Improved Trajectory Tracking for Nonholonomic Mobile Robots Via Dynamic Weight Adjustment in Type-2 Fuzzy Model Predictive Control

This paper presents an advanced methodology for trajectory control of non-holographic mobile robots. It addresses the challenges of dynamic environments and system uncertainty by proposing a fuzzy model predictive control (FMPC) system that combines Type-2 fuzzy logic (F2MPC) with model predictive control (MPC) to enhance tracking accuracy and adaptability. A Takagi-Sugeno (T-S) fuzzy model changes the MPC weighting matrices in real-time based on speed and distance errors, while the Type-2 fuzzy system handles uncertainties better than Type-1 systems.

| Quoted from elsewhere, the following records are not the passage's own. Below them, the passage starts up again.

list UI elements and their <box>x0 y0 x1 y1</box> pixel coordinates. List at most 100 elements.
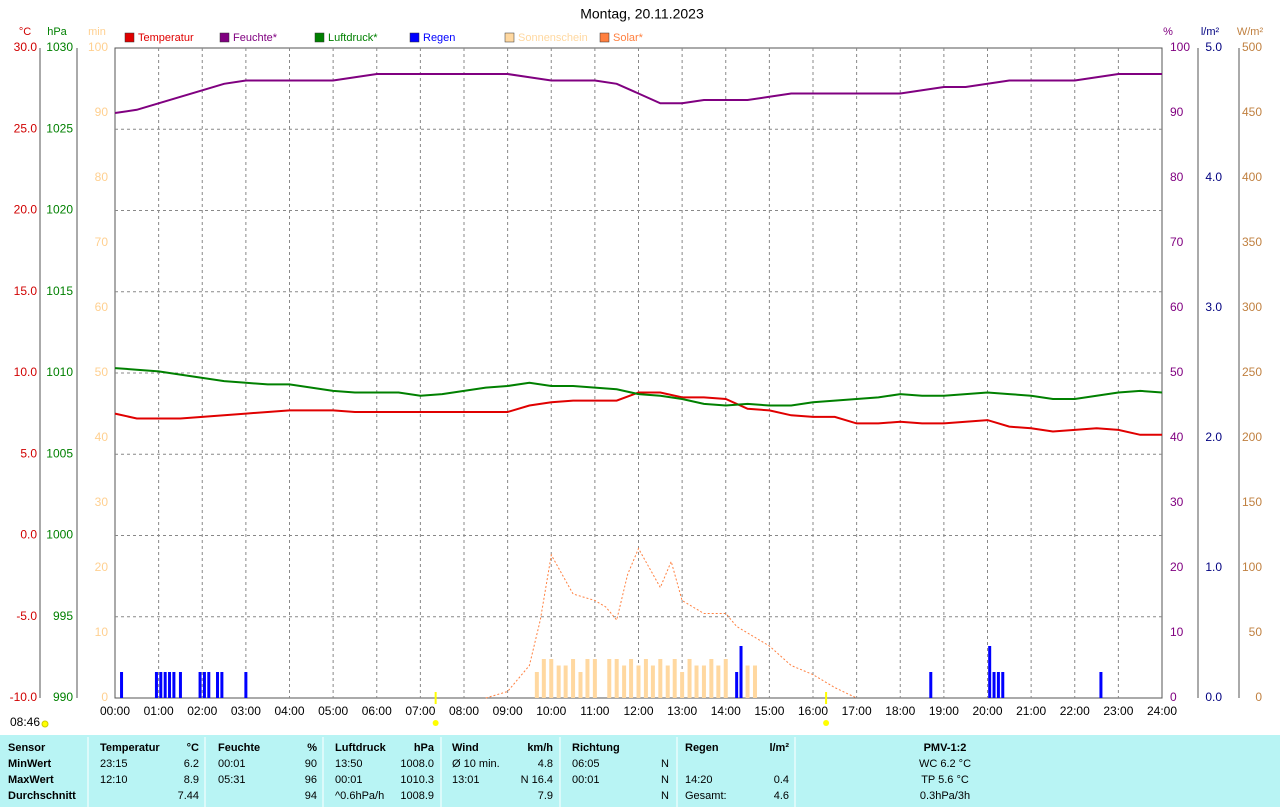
bar <box>988 646 992 698</box>
bar <box>996 672 1000 698</box>
table-cell: Feuchte <box>218 742 260 754</box>
y-tick-label: 30.0 <box>14 40 38 54</box>
bar <box>168 672 172 698</box>
bar <box>220 672 224 698</box>
bar <box>563 665 568 698</box>
bar <box>549 659 554 698</box>
y-tick-label: 1010 <box>46 365 73 379</box>
table-cell: 1010.3 <box>400 774 434 786</box>
table-cell: WC 6.2 °C <box>919 758 971 770</box>
x-tick-label: 15:00 <box>754 704 784 718</box>
y-tick-label: 350 <box>1242 235 1262 249</box>
table-cell: 96 <box>305 774 317 786</box>
y-tick-label: 0 <box>1170 690 1177 704</box>
bar <box>629 659 634 698</box>
bar <box>120 672 124 698</box>
axis-label: l/m² <box>1201 26 1220 38</box>
x-tick-label: 08:00 <box>449 704 479 718</box>
x-tick-label: 00:00 <box>100 704 130 718</box>
bar <box>650 665 655 698</box>
table-cell: Ø 10 min. <box>452 758 500 770</box>
note: 08:46 <box>10 715 40 729</box>
line <box>114 367 1163 407</box>
bar <box>578 672 583 698</box>
table-cell: 00:01 <box>218 758 246 770</box>
y-tick-label: 10.0 <box>14 365 38 379</box>
bar <box>665 665 670 698</box>
bar <box>159 672 163 698</box>
table-cell: km/h <box>527 742 553 754</box>
bar <box>709 659 714 698</box>
legend-label: Sonnenschein <box>518 32 588 44</box>
table-cell: 06:05 <box>572 758 600 770</box>
y-tick-label: 20 <box>95 560 109 574</box>
y-tick-label: 300 <box>1242 300 1262 314</box>
legend-swatch <box>314 32 325 43</box>
bar <box>636 665 641 698</box>
table-cell: MaxWert <box>8 774 54 786</box>
table-cell: 0.4 <box>774 774 789 786</box>
table-cell: l/m² <box>769 742 789 754</box>
bar <box>680 672 685 698</box>
y-tick-label: 1030 <box>46 40 73 54</box>
table-cell: 90 <box>305 758 317 770</box>
bar <box>614 659 619 698</box>
bar <box>1099 672 1103 698</box>
x-tick-label: 21:00 <box>1016 704 1046 718</box>
legend-label: Regen <box>423 32 455 44</box>
bar <box>163 672 167 698</box>
x-tick-label: 13:00 <box>667 704 697 718</box>
table-cell: N 16.4 <box>521 774 553 786</box>
table-cell: 12:10 <box>100 774 128 786</box>
table-cell: 00:01 <box>572 774 600 786</box>
table-cell: Temperatur <box>100 742 160 754</box>
table-cell: Regen <box>685 742 719 754</box>
bar <box>207 672 211 698</box>
table-bg <box>0 735 1280 807</box>
table-cell: 8.9 <box>184 774 199 786</box>
table-cell: Sensor <box>8 742 46 754</box>
table-cell: N <box>661 774 669 786</box>
y-tick-label: 80 <box>95 170 109 184</box>
bar <box>929 672 933 698</box>
bar <box>716 665 721 698</box>
y-tick-label: 0.0 <box>1205 690 1222 704</box>
sun-dot <box>41 720 49 728</box>
table-cell: Richtung <box>572 742 620 754</box>
x-tick-label: 03:00 <box>231 704 261 718</box>
bar <box>745 665 750 698</box>
bar <box>658 659 663 698</box>
y-tick-label: 10 <box>95 625 109 639</box>
y-tick-label: -10.0 <box>10 690 38 704</box>
y-tick-label: 15.0 <box>14 284 38 298</box>
x-tick-label: 12:00 <box>623 704 653 718</box>
y-tick-label: 30 <box>95 495 109 509</box>
y-tick-label: 50 <box>95 365 109 379</box>
y-tick-label: 1.0 <box>1205 560 1222 574</box>
y-tick-label: 50 <box>1170 365 1184 379</box>
table-cell: °C <box>187 742 199 754</box>
legend-swatch <box>219 32 230 43</box>
y-tick-label: 20.0 <box>14 203 38 217</box>
bar <box>701 665 706 698</box>
x-tick-label: 05:00 <box>318 704 348 718</box>
table-cell: 13:50 <box>335 758 363 770</box>
y-tick-label: 1000 <box>46 528 73 542</box>
x-tick-label: 20:00 <box>972 704 1002 718</box>
y-tick-label: 150 <box>1242 495 1262 509</box>
axis-label: W/m² <box>1237 26 1264 38</box>
x-tick-label: 19:00 <box>929 704 959 718</box>
x-tick-label: 23:00 <box>1103 704 1133 718</box>
table-cell: 05:31 <box>218 774 246 786</box>
table-cell: % <box>307 742 317 754</box>
y-tick-label: 1025 <box>46 121 73 135</box>
table-cell: N <box>661 758 669 770</box>
bar <box>622 665 627 698</box>
table-cell: Luftdruck <box>335 742 387 754</box>
y-tick-label: 90 <box>1170 105 1184 119</box>
x-tick-label: 24:00 <box>1147 704 1177 718</box>
bar <box>178 672 182 698</box>
x-tick-label: 17:00 <box>842 704 872 718</box>
x-tick-label: 07:00 <box>405 704 435 718</box>
x-tick-label: 14:00 <box>711 704 741 718</box>
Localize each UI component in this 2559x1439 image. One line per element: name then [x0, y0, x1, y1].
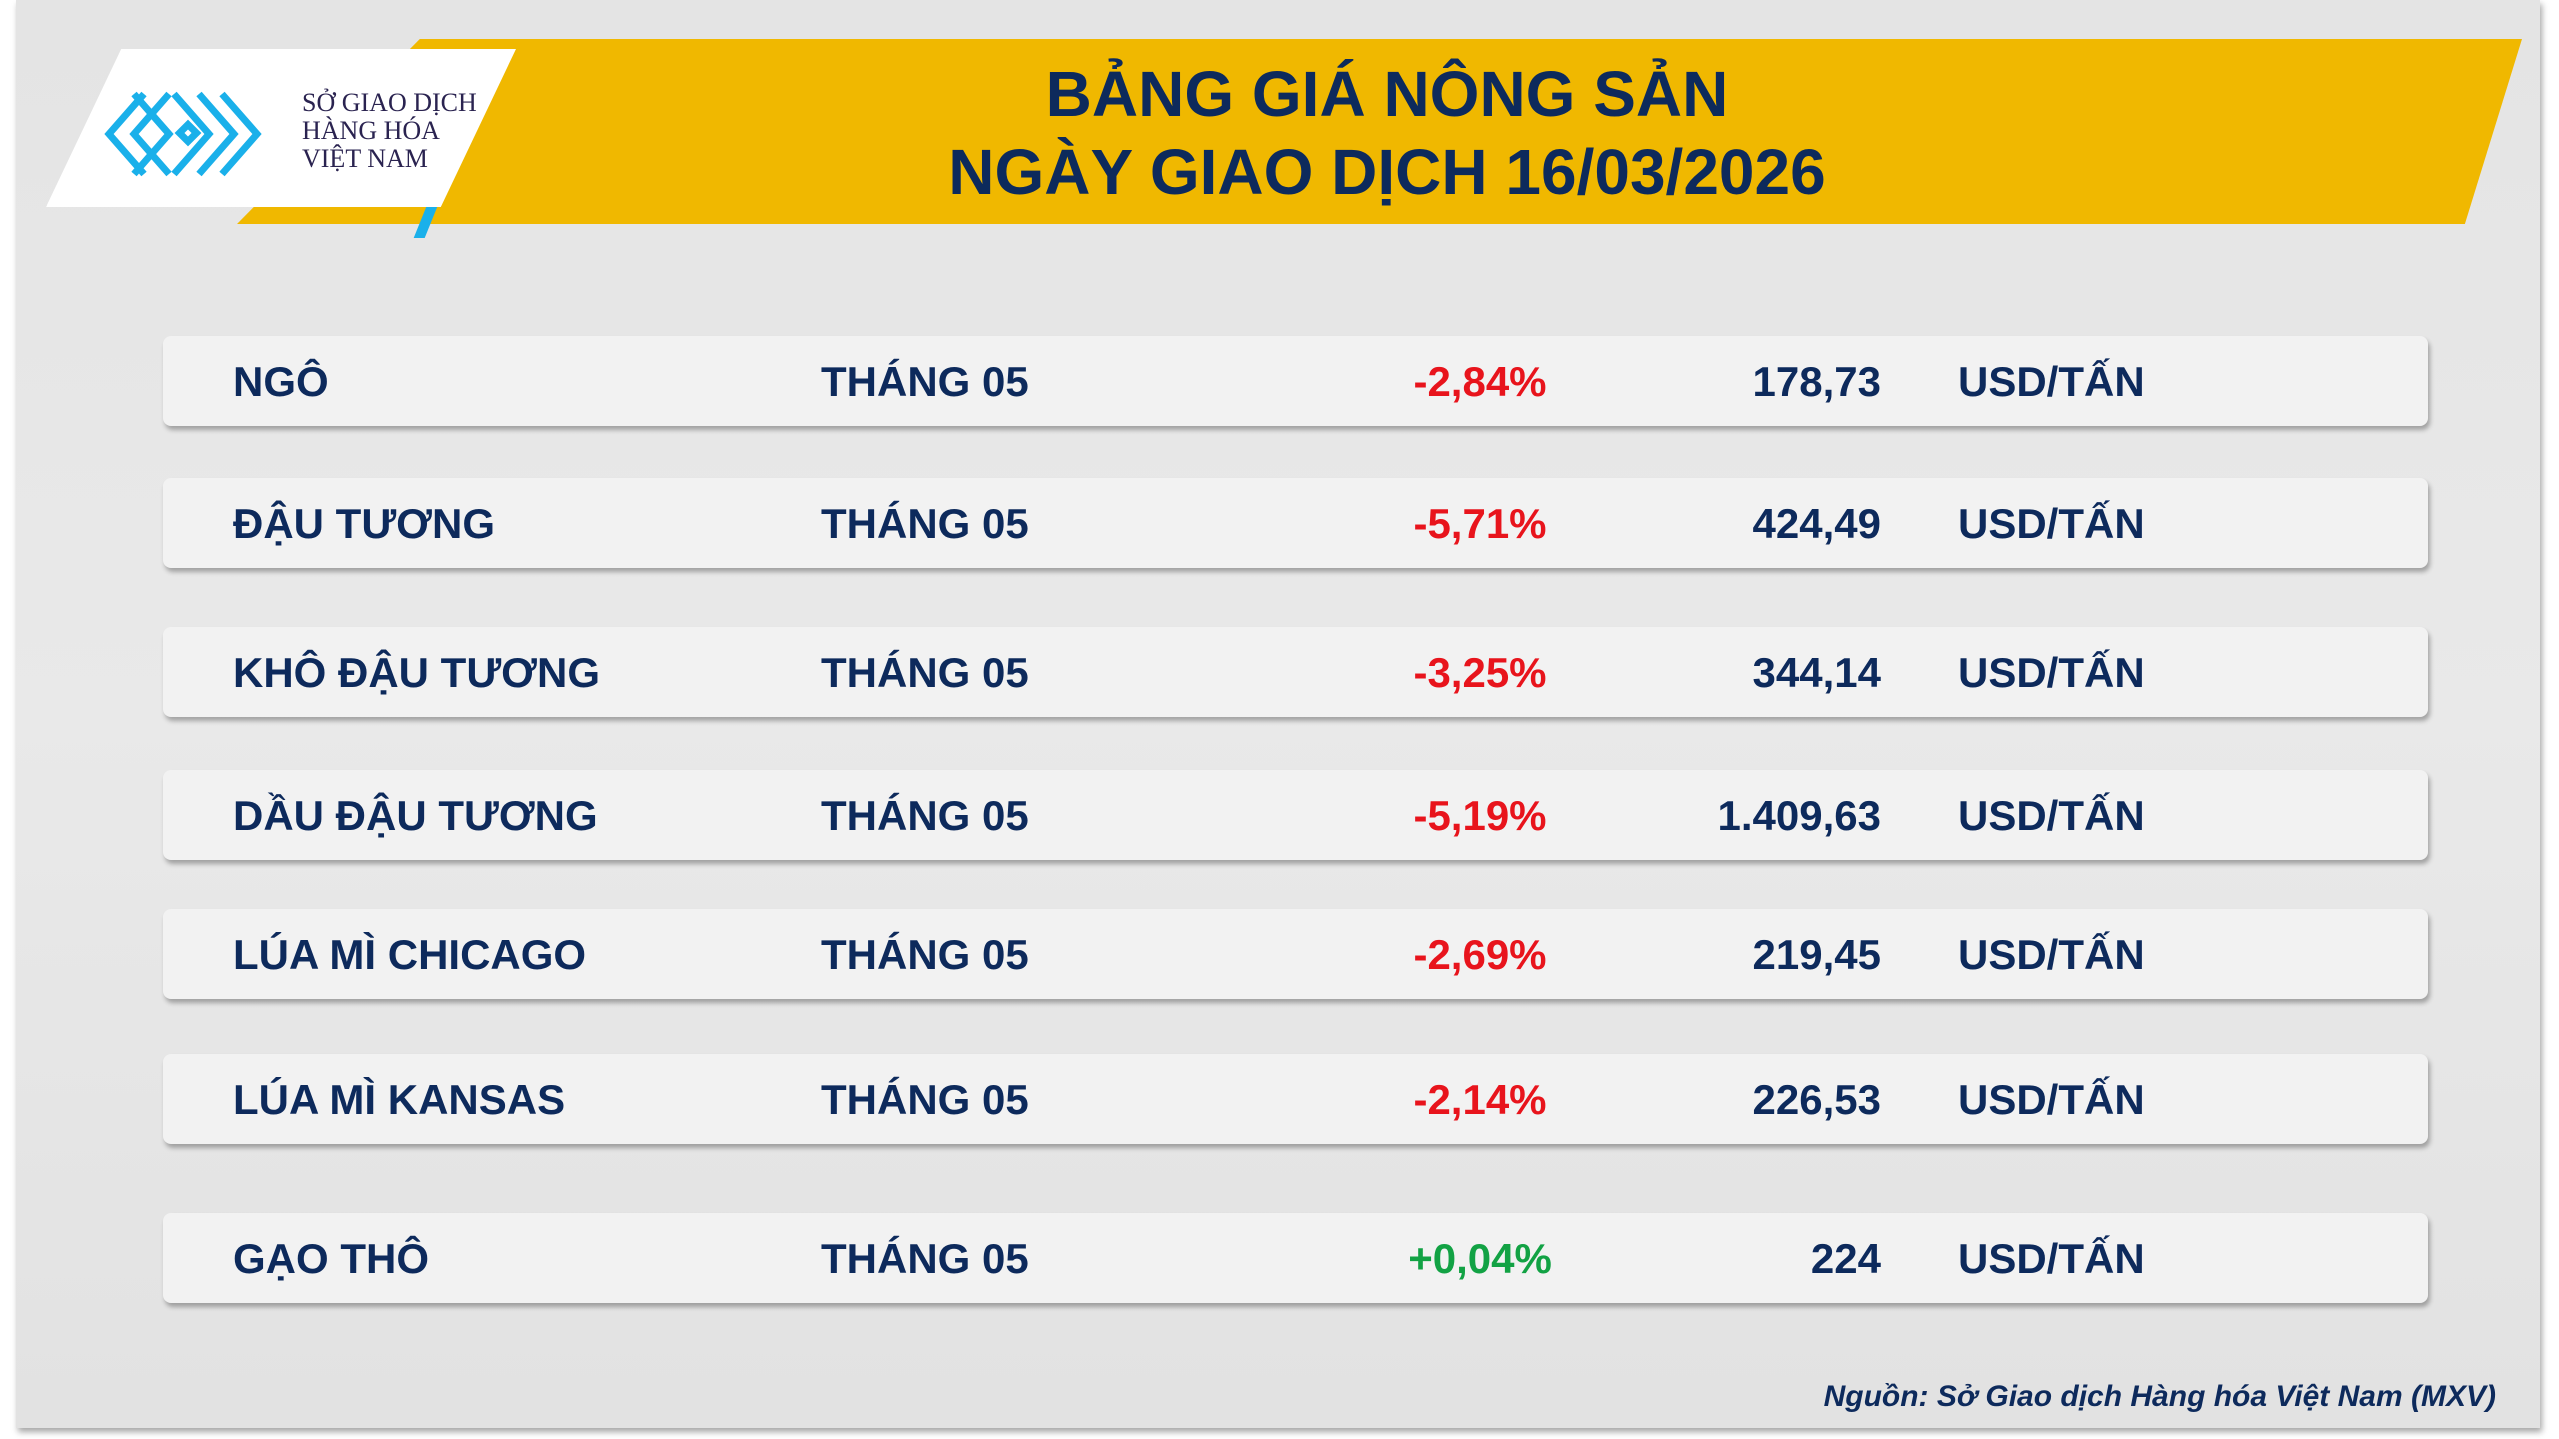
- commodity-name: GẠO THÔ: [233, 1235, 429, 1282]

Tests using circular and wavy trajectories show that the Type-2 Fuzzy MPC (F2MPC) works better than traditional methods, achieving fewer tracking errors (Integral Squared Error of 0.0011), faster convergence (in 1.2 seconds), and using 65% less energy for movement than conventional MPC. Robustness tests show the controller's stability under disturbances, with minimal deviation and quick recovery. The results highlight the F2MPC's precision, efficiency, and adaptability, making it a promising solution for complex robotic navigation tasks. The study found that Type-2 fuzzy logic and predictive control improve trajectory tracking, paving the path for real-world applications and computational optimisations.